Design. Two cross-sectional surveys—one of the public from the New York Adult Tobacco Survey and one of policy makers from the Local Opinion Leader Survey; both collected and analyzed in 2011.
Setting. Tobacco control programs focus on educating the public and policy makers about tobacco control policy solutions.
Subjects. Six hundred seventy-six county-level legislators in New York's 62 counties and New York City's five boroughs (response rate: 59%); 7439 New York residents aged 18 or older. Landline response rates: 20.2% to 22%. Cell phone response rates: 9.2% to 11.1%.

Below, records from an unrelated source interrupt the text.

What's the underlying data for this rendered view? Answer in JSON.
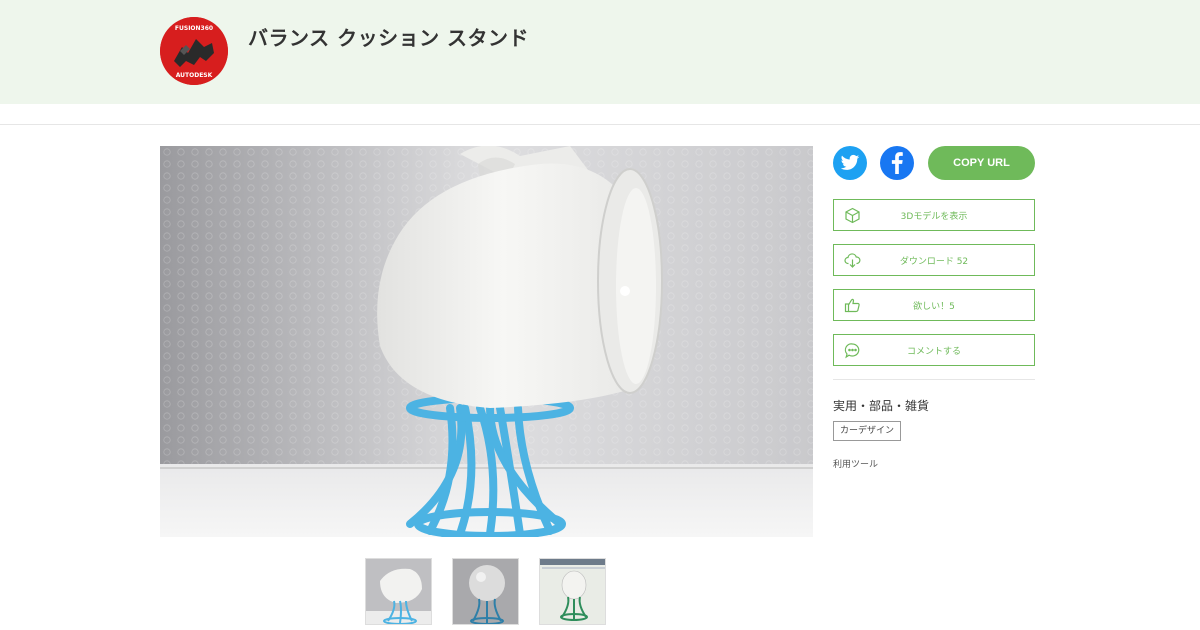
{
  "header": {
    "title": "バランス クッション スタンド",
    "avatar": {
      "top_text": "FUSION360",
      "bottom_text": "AUTODESK"
    }
  },
  "share": {
    "twitter_icon": "twitter-icon",
    "facebook_icon": "facebook-icon",
    "copy_url_label": "COPY URL"
  },
  "actions": {
    "view_3d_label": "3Dモデルを表示",
    "download_label": "ダウンロード 52",
    "want_label": "欲しい！5",
    "comment_label": "コメントする"
  },
  "sidebar": {
    "category": "実用・部品・雑貨",
    "tag": "カーデザイン",
    "tools_label": "利用ツール"
  },
  "colors": {
    "header_bg": "#eef6ec",
    "accent_green": "#6fba5a",
    "twitter_blue": "#1da1f2",
    "facebook_blue": "#1877f2",
    "stand_blue": "#4cb3e3"
  }
}
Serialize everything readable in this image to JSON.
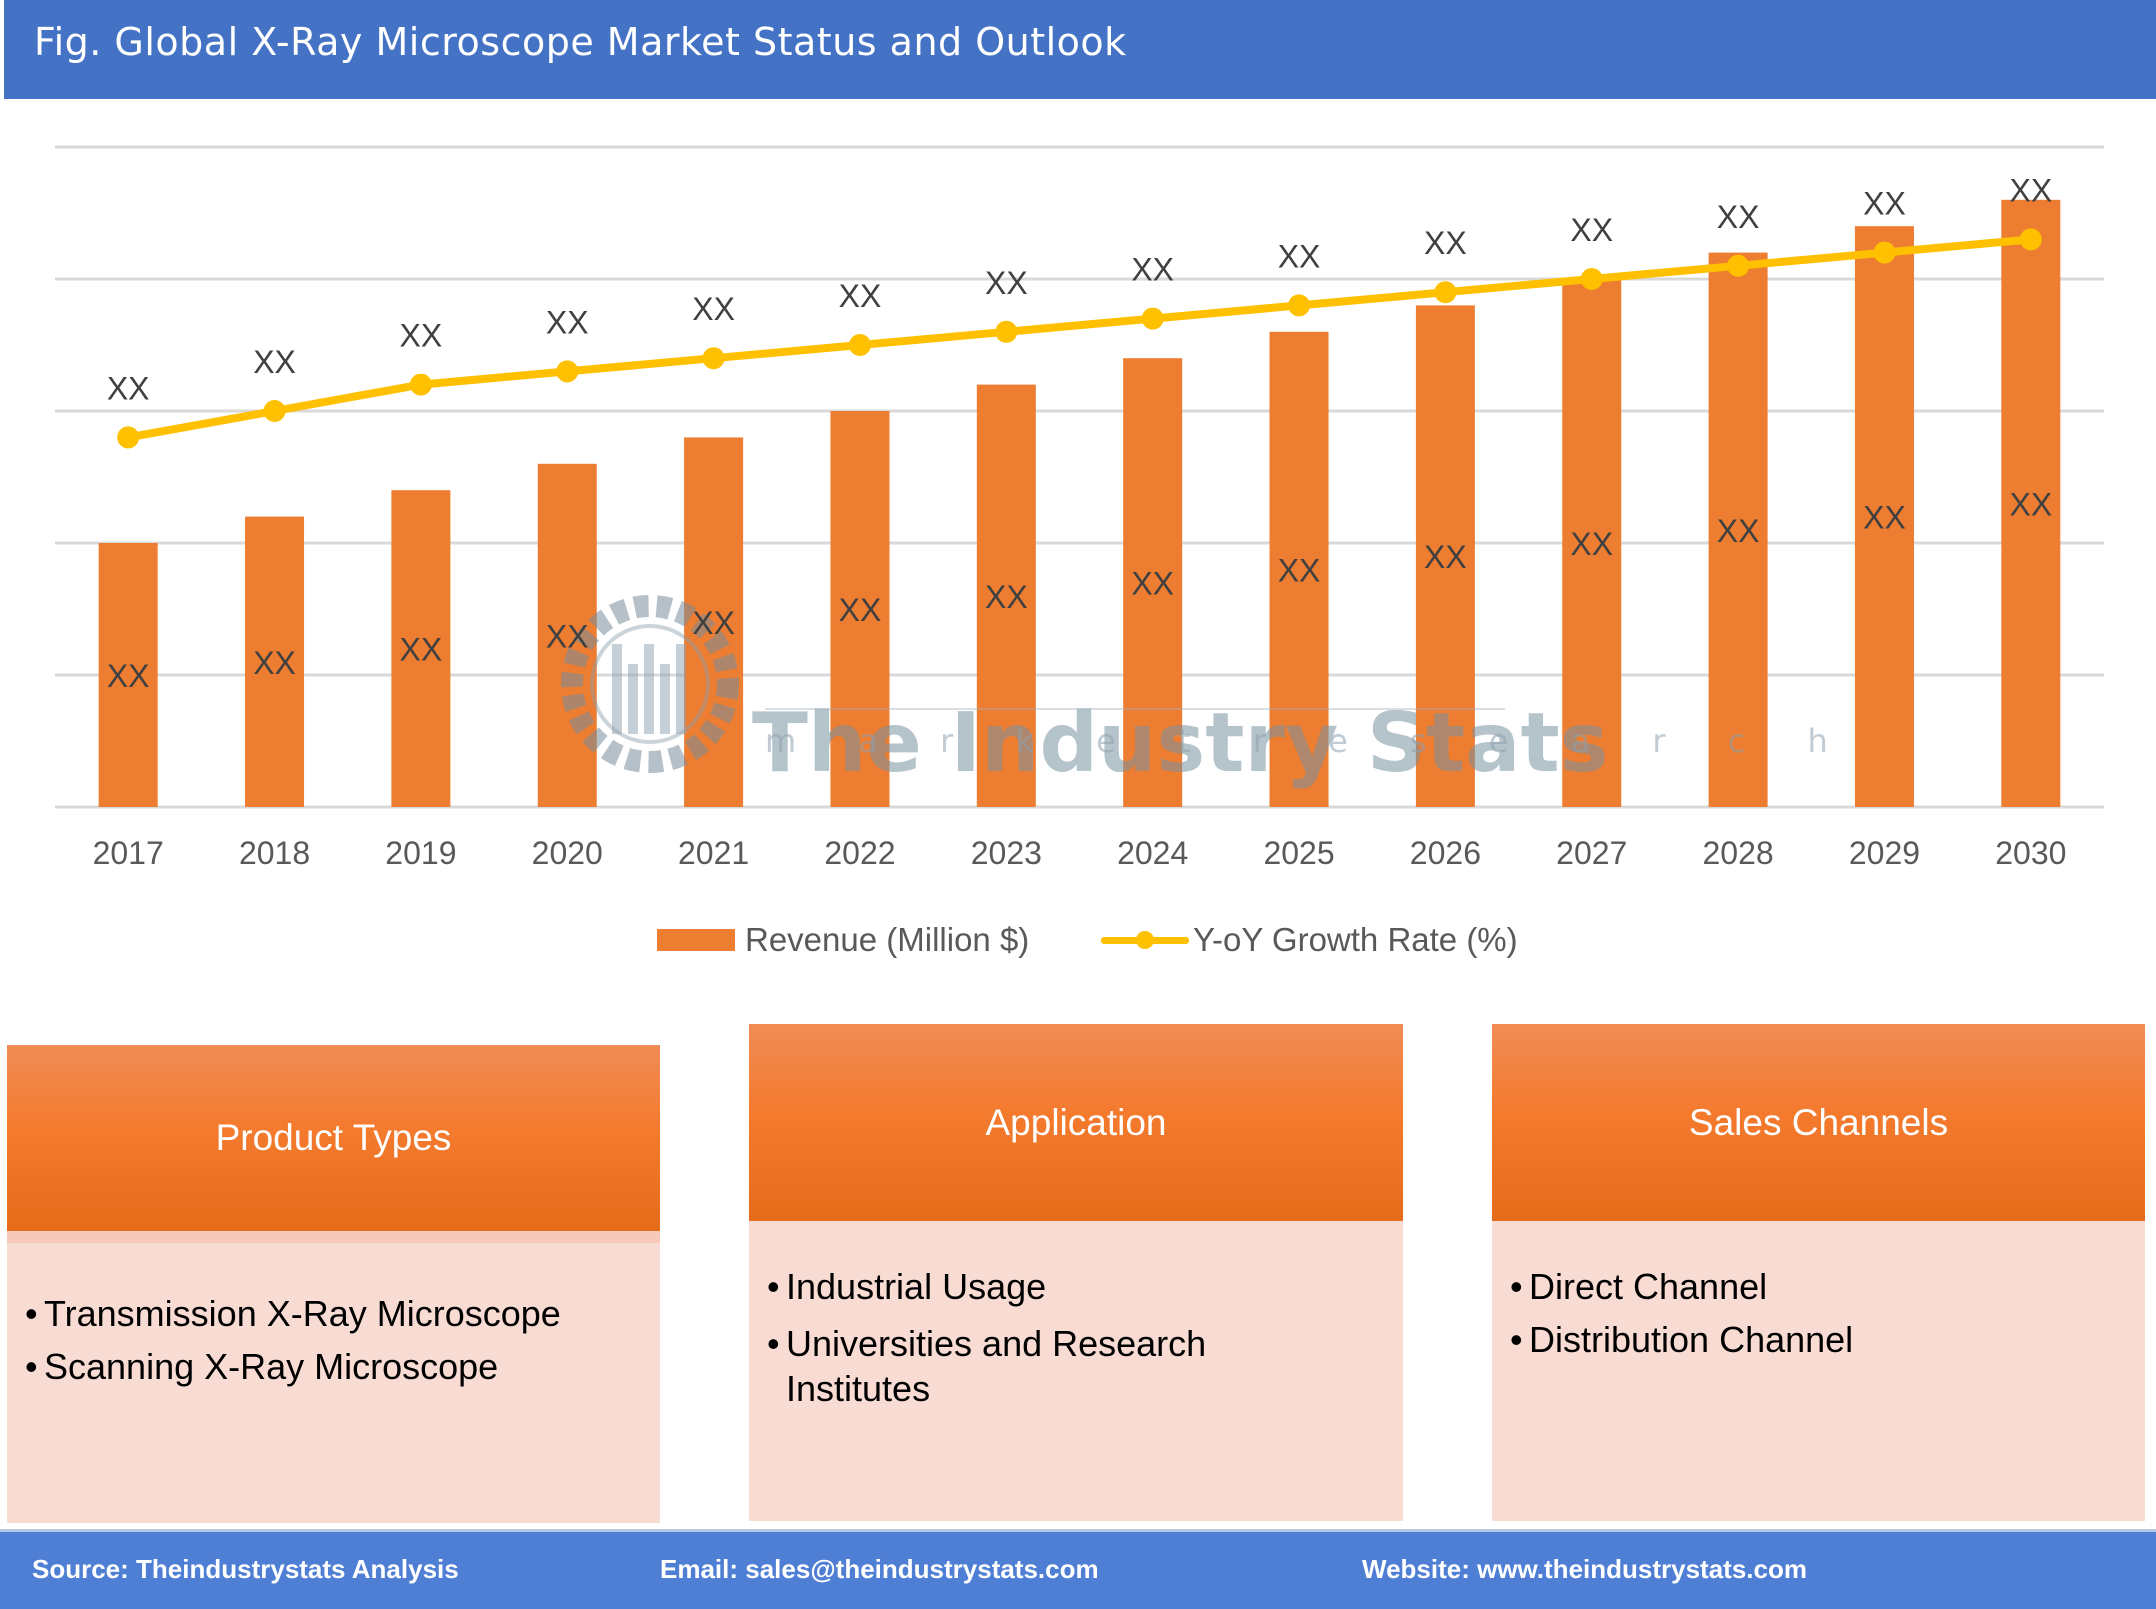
{
  "header": {
    "title": "Fig. Global X-Ray Microscope Market Status and Outlook"
  },
  "watermark": {
    "name": "The Industry Stats",
    "tagline": "m a r k e t   r e s e a r c h"
  },
  "chart_data": {
    "type": "bar+line",
    "title": "Fig. Global X-Ray Microscope Market Status and Outlook",
    "categories": [
      "2017",
      "2018",
      "2019",
      "2020",
      "2021",
      "2022",
      "2023",
      "2024",
      "2025",
      "2026",
      "2027",
      "2028",
      "2029",
      "2030"
    ],
    "series": [
      {
        "name": "Revenue (Million $)",
        "type": "bar",
        "color": "#ed7d31",
        "values": [
          40,
          44,
          48,
          52,
          56,
          60,
          64,
          68,
          72,
          76,
          80,
          84,
          88,
          92
        ],
        "labels": [
          "XX",
          "XX",
          "XX",
          "XX",
          "XX",
          "XX",
          "XX",
          "XX",
          "XX",
          "XX",
          "XX",
          "XX",
          "XX",
          "XX"
        ]
      },
      {
        "name": "Y-oY Growth Rate (%)",
        "type": "line",
        "color": "#ffc000",
        "values": [
          56,
          60,
          64,
          66,
          68,
          70,
          72,
          74,
          76,
          78,
          80,
          82,
          84,
          86
        ],
        "labels": [
          "XX",
          "XX",
          "XX",
          "XX",
          "XX",
          "XX",
          "XX",
          "XX",
          "XX",
          "XX",
          "XX",
          "XX",
          "XX",
          "XX"
        ]
      }
    ],
    "ylim": [
      0,
      100
    ],
    "gridlines": 5,
    "grid": true,
    "axis_values_hidden": true,
    "legend": "bottom",
    "xlabel": "",
    "ylabel": ""
  },
  "segments": [
    {
      "title": "Product Types",
      "items": [
        "Transmission X-Ray Microscope",
        "Scanning X-Ray Microscope"
      ]
    },
    {
      "title": "Application",
      "items": [
        "Industrial Usage",
        "Universities and Research Institutes"
      ]
    },
    {
      "title": "Sales Channels",
      "items": [
        "Direct Channel",
        "Distribution Channel"
      ]
    }
  ],
  "footer": {
    "source": "Source: Theindustrystats Analysis",
    "email": "Email: sales@theindustrystats.com",
    "website": "Website: www.theindustrystats.com"
  }
}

Measures. Gender, age, smoking status, presence of a child aged 18 years or younger in the household, county of residence, and policy maker and public support for three potential policy solutions to point-of-sale tobacco marketing.
Analysis. t-tests to compare the demographic makeup for the two samples. Adjusted Wald tests to test for differences in policy support between samples.
Results. The public was significantly more supportive of point-of-sale policy solutions than were policy makers: cap on retailers (48.0% vs. 19.2%, respectively); ban on sales at pharmacies (49.1% vs. 38.8%); and ban on retailers near schools (53.3% vs. 42.5%). Limitations: cross-sectional data, sociodemographic differences, and variations in item wording.
Conclusions. Tobacco control programs need to include information about implementation, enforcement, and potential effects on multiple constituencies (including businesses) in their efforts to educate policy makers about point-of-sale policy solutions.